Swiftech a ensuite tenu à défendre son système de valves. Selon eux, ce système présente l’avantage de pouvoir monter directement le kit sur les composants à l’intérieur du boîtier, sans risquer l’inondation en cas de mauvais montage, alors qu’avec un kit classique il faut d’abord tester le circuit en dehors du boîtier. Honnêtement l’explication est assez bancale, et cette spécificité présente surtout un intérêt pour les intégrateurs/OEM. Swiftech nous a par ailleurs confirmé que d’ici le moins prochain, il devrait inclure un réservoir sur ses kits. Enfin !

En outre, sur ses nouveaux kits Swiftech affirme pré-monter le tube sur le waterblock et sur le radiateur. Bref, les choses semblent aller dans le bon sens, mais il est vrai qu’on partait de loin. Nous vérifierons par ailleurs tous ces changements lors de nos prochains tests. Soulignons néanmoins la bonne volonté de Swiftech, et la disponibilité du support technique.

Bilan


Le résultat reste mitigé, avec d’excellentes performances dans les deux cas (dans leurs catégories respectives) mais un montage long et difficile. Le 22600 présente l’inconvénient de ne plus être silencieux même avec le potar au minimum, ce qui est un problème.

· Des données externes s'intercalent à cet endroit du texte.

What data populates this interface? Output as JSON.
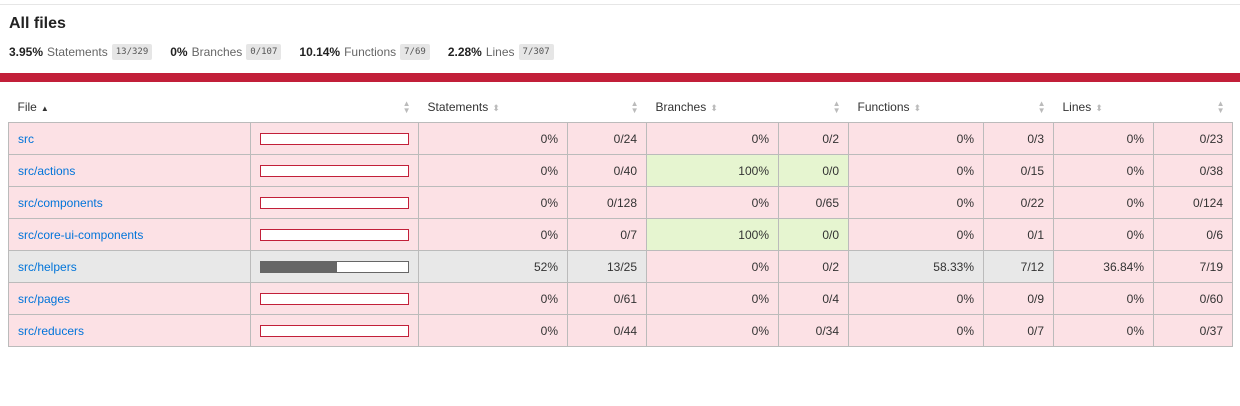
{
  "page": {
    "title": "All files"
  },
  "summary": [
    {
      "pct": "3.95%",
      "label": "Statements",
      "frac": "13/329"
    },
    {
      "pct": "0%",
      "label": "Branches",
      "frac": "0/107"
    },
    {
      "pct": "10.14%",
      "label": "Functions",
      "frac": "7/69"
    },
    {
      "pct": "2.28%",
      "label": "Lines",
      "frac": "7/307"
    }
  ],
  "colors": {
    "low_bg": "#fce1e5",
    "medium_bg": "#e8e8e8",
    "high_bg": "#e6f5d0",
    "accent_red": "#c21f39",
    "link": "#0074d9"
  },
  "table": {
    "headers": {
      "file": "File",
      "statements": "Statements",
      "branches": "Branches",
      "functions": "Functions",
      "lines": "Lines"
    },
    "sort_icons": {
      "ascending": "sort-ascending-icon",
      "sortable": "sort-icon"
    },
    "rows": [
      {
        "file": "src",
        "level": "low",
        "coverage": 0,
        "statements_pct": "0%",
        "statements_frac": "0/24",
        "branches_pct": "0%",
        "branches_frac": "0/2",
        "branches_level": "low",
        "functions_pct": "0%",
        "functions_frac": "0/3",
        "lines_pct": "0%",
        "lines_frac": "0/23"
      },
      {
        "file": "src/actions",
        "level": "low",
        "coverage": 0,
        "statements_pct": "0%",
        "statements_frac": "0/40",
        "branches_pct": "100%",
        "branches_frac": "0/0",
        "branches_level": "high",
        "functions_pct": "0%",
        "functions_frac": "0/15",
        "lines_pct": "0%",
        "lines_frac": "0/38"
      },
      {
        "file": "src/components",
        "level": "low",
        "coverage": 0,
        "statements_pct": "0%",
        "statements_frac": "0/128",
        "branches_pct": "0%",
        "branches_frac": "0/65",
        "branches_level": "low",
        "functions_pct": "0%",
        "functions_frac": "0/22",
        "lines_pct": "0%",
        "lines_frac": "0/124"
      },
      {
        "file": "src/core-ui-components",
        "level": "low",
        "coverage": 0,
        "statements_pct": "0%",
        "statements_frac": "0/7",
        "branches_pct": "100%",
        "branches_frac": "0/0",
        "branches_level": "high",
        "functions_pct": "0%",
        "functions_frac": "0/1",
        "lines_pct": "0%",
        "lines_frac": "0/6"
      },
      {
        "file": "src/helpers",
        "level": "medium",
        "coverage": 52,
        "statements_pct": "52%",
        "statements_frac": "13/25",
        "branches_pct": "0%",
        "branches_frac": "0/2",
        "branches_level": "low",
        "functions_pct": "58.33%",
        "functions_frac": "7/12",
        "lines_pct": "36.84%",
        "lines_frac": "7/19"
      },
      {
        "file": "src/pages",
        "level": "low",
        "coverage": 0,
        "statements_pct": "0%",
        "statements_frac": "0/61",
        "branches_pct": "0%",
        "branches_frac": "0/4",
        "branches_level": "low",
        "functions_pct": "0%",
        "functions_frac": "0/9",
        "lines_pct": "0%",
        "lines_frac": "0/60"
      },
      {
        "file": "src/reducers",
        "level": "low",
        "coverage": 0,
        "statements_pct": "0%",
        "statements_frac": "0/44",
        "branches_pct": "0%",
        "branches_frac": "0/34",
        "branches_level": "low",
        "functions_pct": "0%",
        "functions_frac": "0/7",
        "lines_pct": "0%",
        "lines_frac": "0/37"
      }
    ]
  }
}
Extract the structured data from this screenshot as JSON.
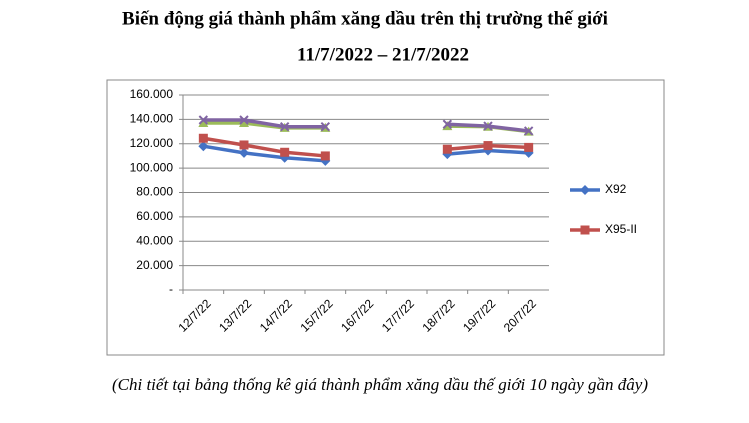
{
  "chart_data": {
    "type": "line",
    "title": "Biến động giá thành phẩm xăng dầu trên thị trường thế giới",
    "subtitle": "11/7/2022 – 21/7/2022",
    "caption": "(Chi tiết tại bảng thống kê giá thành phẩm xăng dầu thế giới 10 ngày gần đây)",
    "categories": [
      "12/7/22",
      "13/7/22",
      "14/7/22",
      "15/7/22",
      "16/7/22",
      "17/7/22",
      "18/7/22",
      "19/7/22",
      "20/7/22"
    ],
    "series": [
      {
        "name": "X92",
        "color": "#4472c4",
        "marker": "diamond",
        "values": [
          118000,
          112500,
          108500,
          106000,
          null,
          null,
          111500,
          114500,
          112500
        ]
      },
      {
        "name": "X95-II",
        "color": "#c0504d",
        "marker": "square",
        "values": [
          124500,
          119000,
          113000,
          110000,
          null,
          null,
          115500,
          118500,
          117000
        ]
      },
      {
        "color": "#9bbb59",
        "marker": "triangle",
        "values": [
          137000,
          137000,
          133000,
          133000,
          null,
          null,
          134500,
          134000,
          130000
        ]
      },
      {
        "color": "#8064a2",
        "marker": "x",
        "values": [
          139500,
          139500,
          134000,
          134000,
          null,
          null,
          136000,
          134500,
          130500
        ]
      }
    ],
    "ylim": [
      0,
      160000
    ],
    "yticks": [
      {
        "value": 0,
        "label": "-"
      },
      {
        "value": 20000,
        "label": "20.000"
      },
      {
        "value": 40000,
        "label": "40.000"
      },
      {
        "value": 60000,
        "label": "60.000"
      },
      {
        "value": 80000,
        "label": "80.000"
      },
      {
        "value": 100000,
        "label": "100.000"
      },
      {
        "value": 120000,
        "label": "120.000"
      },
      {
        "value": 140000,
        "label": "140.000"
      },
      {
        "value": 160000,
        "label": "160.000"
      }
    ],
    "grid": true,
    "legend": "right"
  }
}
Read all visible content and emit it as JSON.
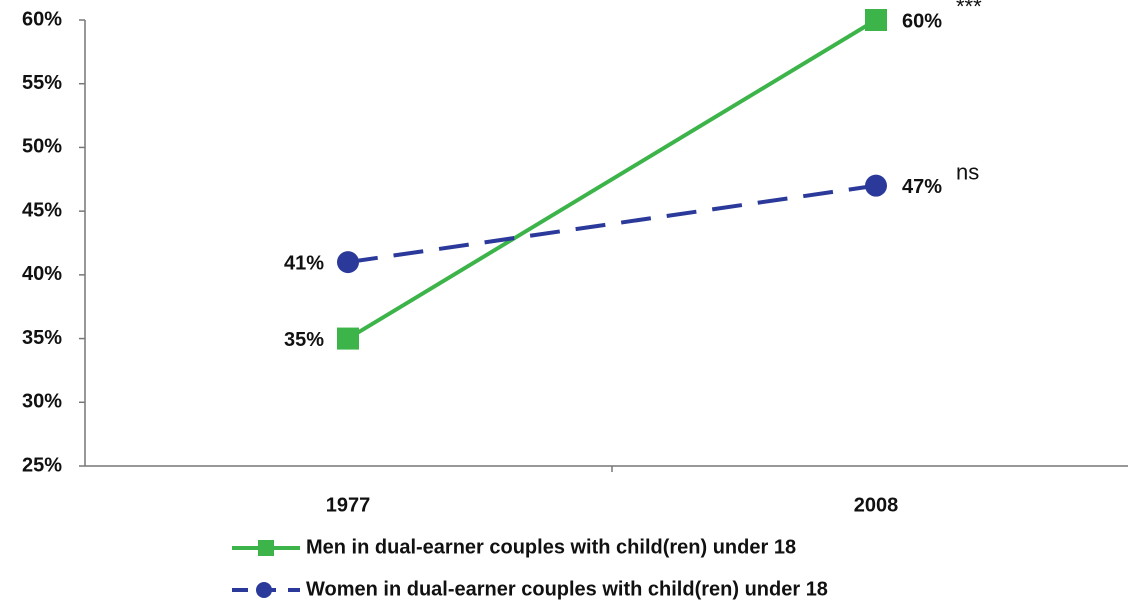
{
  "chart_data": {
    "type": "line",
    "categories": [
      "1977",
      "2008"
    ],
    "series": [
      {
        "name": "Men in dual-earner couples with child(ren) under 18",
        "color": "#3cb44a",
        "values": [
          35,
          60
        ],
        "value_labels": [
          "35%",
          "60%"
        ],
        "marker": "square",
        "dash": false
      },
      {
        "name": "Women in dual-earner couples with child(ren) under 18",
        "color": "#2b3a9a",
        "values": [
          41,
          47
        ],
        "value_labels": [
          "41%",
          "47%"
        ],
        "marker": "circle",
        "dash": true
      }
    ],
    "annotations": [
      "***",
      "ns"
    ],
    "ylim": [
      25,
      60
    ],
    "yticks": [
      {
        "value": 25,
        "label": "25%"
      },
      {
        "value": 30,
        "label": "30%"
      },
      {
        "value": 35,
        "label": "35%"
      },
      {
        "value": 40,
        "label": "40%"
      },
      {
        "value": 45,
        "label": "45%"
      },
      {
        "value": 50,
        "label": "50%"
      },
      {
        "value": 55,
        "label": "55%"
      },
      {
        "value": 60,
        "label": "60%"
      }
    ],
    "legend": "bottom"
  }
}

Il est à noter que ces kits vont progressivement se faire de plus en plus rares chez les revendeurs, puisqu’ils sont actuellement remplacés par les H20-220 et H20-80. La différence ? Elle se situe à un seul niveau, le remplacement de la pompe MCP-600 par la MCP-650. Celle-ci possède une hauteur de refoulement similaire, mais un débit à vide bien plus important : 1200 l/h.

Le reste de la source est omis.